The reason I was invited on this tour of Beka’a was to write an article which it was hoped would highlight the plight of the impoverished farmers and possibly re-awaken the conscience of the donor countries.
I felt helpless, however, as farmer after farmer recounted the same story. Abu Hassan was only one of thousands who can no longer afford his children’s tuition fees and has had to pull all six out of school. Unable to purchase a plough, Abu Hassan and his family are forced to dig furrows by hand.

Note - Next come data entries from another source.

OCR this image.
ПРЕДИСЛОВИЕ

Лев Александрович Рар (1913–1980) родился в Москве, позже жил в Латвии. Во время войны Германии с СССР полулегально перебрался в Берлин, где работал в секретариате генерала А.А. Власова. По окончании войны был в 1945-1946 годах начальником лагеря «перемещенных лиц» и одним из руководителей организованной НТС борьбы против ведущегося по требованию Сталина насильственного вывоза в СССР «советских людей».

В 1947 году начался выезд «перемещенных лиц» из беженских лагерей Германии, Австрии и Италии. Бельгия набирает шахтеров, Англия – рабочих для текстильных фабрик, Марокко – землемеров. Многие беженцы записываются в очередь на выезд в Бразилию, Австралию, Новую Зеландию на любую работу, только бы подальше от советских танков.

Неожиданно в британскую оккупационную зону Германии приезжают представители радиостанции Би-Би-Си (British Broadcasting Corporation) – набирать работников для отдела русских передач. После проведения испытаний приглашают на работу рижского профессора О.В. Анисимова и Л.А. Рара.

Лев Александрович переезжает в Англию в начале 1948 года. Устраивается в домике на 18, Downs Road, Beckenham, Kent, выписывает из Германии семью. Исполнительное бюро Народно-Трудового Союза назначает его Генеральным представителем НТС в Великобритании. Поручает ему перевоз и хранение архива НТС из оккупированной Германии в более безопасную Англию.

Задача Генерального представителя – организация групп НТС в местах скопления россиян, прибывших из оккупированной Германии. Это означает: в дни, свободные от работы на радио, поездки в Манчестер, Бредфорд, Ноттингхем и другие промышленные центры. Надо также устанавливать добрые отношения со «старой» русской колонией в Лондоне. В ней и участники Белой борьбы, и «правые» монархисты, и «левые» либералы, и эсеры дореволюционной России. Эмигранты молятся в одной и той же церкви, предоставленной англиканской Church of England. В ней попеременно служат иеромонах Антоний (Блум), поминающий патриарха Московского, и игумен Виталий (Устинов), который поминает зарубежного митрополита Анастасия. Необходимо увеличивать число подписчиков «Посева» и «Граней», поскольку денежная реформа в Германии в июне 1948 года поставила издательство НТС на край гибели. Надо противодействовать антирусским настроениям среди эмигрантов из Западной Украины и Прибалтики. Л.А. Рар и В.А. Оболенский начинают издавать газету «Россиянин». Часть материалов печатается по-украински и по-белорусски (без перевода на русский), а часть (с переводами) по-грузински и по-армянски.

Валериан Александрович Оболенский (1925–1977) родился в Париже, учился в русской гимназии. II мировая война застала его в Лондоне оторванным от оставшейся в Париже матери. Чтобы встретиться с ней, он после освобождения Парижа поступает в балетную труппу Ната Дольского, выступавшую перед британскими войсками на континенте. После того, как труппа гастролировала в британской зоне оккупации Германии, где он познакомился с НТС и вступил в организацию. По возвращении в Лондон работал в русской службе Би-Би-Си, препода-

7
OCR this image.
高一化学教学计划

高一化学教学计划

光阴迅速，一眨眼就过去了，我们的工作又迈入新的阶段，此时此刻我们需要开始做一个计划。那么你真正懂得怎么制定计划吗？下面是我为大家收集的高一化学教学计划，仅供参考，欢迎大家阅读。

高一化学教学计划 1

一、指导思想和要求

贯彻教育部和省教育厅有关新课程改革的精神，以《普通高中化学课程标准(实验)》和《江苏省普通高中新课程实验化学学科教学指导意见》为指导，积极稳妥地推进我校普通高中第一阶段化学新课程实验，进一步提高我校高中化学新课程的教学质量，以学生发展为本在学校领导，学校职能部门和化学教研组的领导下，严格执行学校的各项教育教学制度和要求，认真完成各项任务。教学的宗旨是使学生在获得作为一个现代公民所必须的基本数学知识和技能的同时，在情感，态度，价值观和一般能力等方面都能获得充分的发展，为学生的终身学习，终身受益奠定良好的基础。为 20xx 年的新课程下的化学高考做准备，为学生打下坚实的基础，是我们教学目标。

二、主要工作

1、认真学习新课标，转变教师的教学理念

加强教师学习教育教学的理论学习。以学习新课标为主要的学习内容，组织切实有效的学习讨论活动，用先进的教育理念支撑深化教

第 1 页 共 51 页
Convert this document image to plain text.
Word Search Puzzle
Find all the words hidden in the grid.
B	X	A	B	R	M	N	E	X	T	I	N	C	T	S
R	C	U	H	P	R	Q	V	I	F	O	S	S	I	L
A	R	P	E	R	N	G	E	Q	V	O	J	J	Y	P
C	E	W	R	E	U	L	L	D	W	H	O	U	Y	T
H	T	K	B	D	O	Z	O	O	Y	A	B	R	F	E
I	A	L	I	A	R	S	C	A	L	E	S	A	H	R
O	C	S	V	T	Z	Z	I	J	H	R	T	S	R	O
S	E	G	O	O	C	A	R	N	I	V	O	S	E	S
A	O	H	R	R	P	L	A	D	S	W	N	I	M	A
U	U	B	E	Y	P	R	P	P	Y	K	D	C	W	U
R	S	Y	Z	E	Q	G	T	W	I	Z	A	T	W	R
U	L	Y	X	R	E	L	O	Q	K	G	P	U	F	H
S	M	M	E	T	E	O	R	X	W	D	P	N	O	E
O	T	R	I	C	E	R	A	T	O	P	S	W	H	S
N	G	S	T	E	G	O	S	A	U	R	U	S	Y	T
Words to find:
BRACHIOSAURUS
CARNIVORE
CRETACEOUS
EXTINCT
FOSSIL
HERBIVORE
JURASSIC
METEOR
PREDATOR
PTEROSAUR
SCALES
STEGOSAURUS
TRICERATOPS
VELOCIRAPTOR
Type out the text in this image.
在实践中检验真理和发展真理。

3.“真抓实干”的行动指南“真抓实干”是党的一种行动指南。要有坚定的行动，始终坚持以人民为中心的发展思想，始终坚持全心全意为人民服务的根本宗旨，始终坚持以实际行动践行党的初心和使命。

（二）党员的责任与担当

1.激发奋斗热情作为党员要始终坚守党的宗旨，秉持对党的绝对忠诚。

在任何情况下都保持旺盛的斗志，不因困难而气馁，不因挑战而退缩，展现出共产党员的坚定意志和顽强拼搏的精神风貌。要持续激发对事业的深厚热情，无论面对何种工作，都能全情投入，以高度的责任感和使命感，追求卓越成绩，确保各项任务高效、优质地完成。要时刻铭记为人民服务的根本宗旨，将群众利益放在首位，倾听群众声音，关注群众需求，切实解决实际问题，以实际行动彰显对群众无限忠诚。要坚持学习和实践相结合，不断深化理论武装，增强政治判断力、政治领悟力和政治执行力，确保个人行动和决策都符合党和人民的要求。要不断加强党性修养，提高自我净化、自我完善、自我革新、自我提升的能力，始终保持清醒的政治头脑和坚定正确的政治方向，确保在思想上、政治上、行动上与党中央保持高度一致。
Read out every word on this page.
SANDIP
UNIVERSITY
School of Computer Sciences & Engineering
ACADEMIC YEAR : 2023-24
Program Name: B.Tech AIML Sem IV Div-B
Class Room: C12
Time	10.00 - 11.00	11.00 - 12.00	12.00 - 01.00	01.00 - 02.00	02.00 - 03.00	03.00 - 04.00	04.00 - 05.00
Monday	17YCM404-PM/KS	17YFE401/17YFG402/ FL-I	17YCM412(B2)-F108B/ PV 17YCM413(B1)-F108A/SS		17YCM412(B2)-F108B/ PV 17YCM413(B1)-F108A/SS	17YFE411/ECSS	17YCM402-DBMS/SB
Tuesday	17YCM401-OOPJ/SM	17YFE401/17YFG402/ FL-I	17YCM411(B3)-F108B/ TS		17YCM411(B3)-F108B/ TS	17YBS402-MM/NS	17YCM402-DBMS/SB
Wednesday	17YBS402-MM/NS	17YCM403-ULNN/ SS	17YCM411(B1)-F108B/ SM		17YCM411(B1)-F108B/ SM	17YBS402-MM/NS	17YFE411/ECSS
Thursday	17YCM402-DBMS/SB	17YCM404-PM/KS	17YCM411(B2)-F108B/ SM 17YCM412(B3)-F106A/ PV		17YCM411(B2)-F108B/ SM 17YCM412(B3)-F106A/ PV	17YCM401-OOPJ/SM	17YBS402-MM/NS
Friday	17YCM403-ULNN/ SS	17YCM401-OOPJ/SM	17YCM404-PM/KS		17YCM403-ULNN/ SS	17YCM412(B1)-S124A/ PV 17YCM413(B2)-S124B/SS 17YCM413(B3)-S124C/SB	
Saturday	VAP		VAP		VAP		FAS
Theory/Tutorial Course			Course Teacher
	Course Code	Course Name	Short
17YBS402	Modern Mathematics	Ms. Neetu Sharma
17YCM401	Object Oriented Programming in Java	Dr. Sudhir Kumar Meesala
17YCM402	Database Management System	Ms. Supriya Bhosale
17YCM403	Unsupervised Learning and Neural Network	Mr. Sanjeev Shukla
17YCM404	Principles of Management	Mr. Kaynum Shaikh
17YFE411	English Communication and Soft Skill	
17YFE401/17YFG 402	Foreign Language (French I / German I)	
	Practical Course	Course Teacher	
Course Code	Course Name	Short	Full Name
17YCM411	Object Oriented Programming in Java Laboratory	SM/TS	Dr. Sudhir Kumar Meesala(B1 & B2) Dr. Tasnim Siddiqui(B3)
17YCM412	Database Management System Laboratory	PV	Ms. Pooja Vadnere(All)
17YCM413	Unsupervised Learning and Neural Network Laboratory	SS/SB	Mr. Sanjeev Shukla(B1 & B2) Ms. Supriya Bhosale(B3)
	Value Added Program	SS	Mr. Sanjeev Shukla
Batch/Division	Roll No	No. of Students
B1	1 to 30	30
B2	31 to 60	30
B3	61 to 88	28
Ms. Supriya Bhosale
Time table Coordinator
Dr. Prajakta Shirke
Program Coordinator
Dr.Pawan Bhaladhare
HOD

‘I don’t care if I plant hashish, apples, or potatoes,’ he said. ‘Just give us water.’
Much of the water in the Beka’a valley remains untapped. But creating the necessary irrigation systems would be expensive.
Mention the word ‘hashish’ and all eyes light up. Even though few farmers became rich from growing the narcotics, it nevertheless provided them with a steady income as traders clamoured to purchase their crops.
The only thing left to do, confided the farmers, is simply to return to growing the crop – a move which promises to create a mini-war between them and the Government which is eager to retain its untarnished, hashish-free image.
Reem Haddad is a reporter for the Daily Star in Beirut.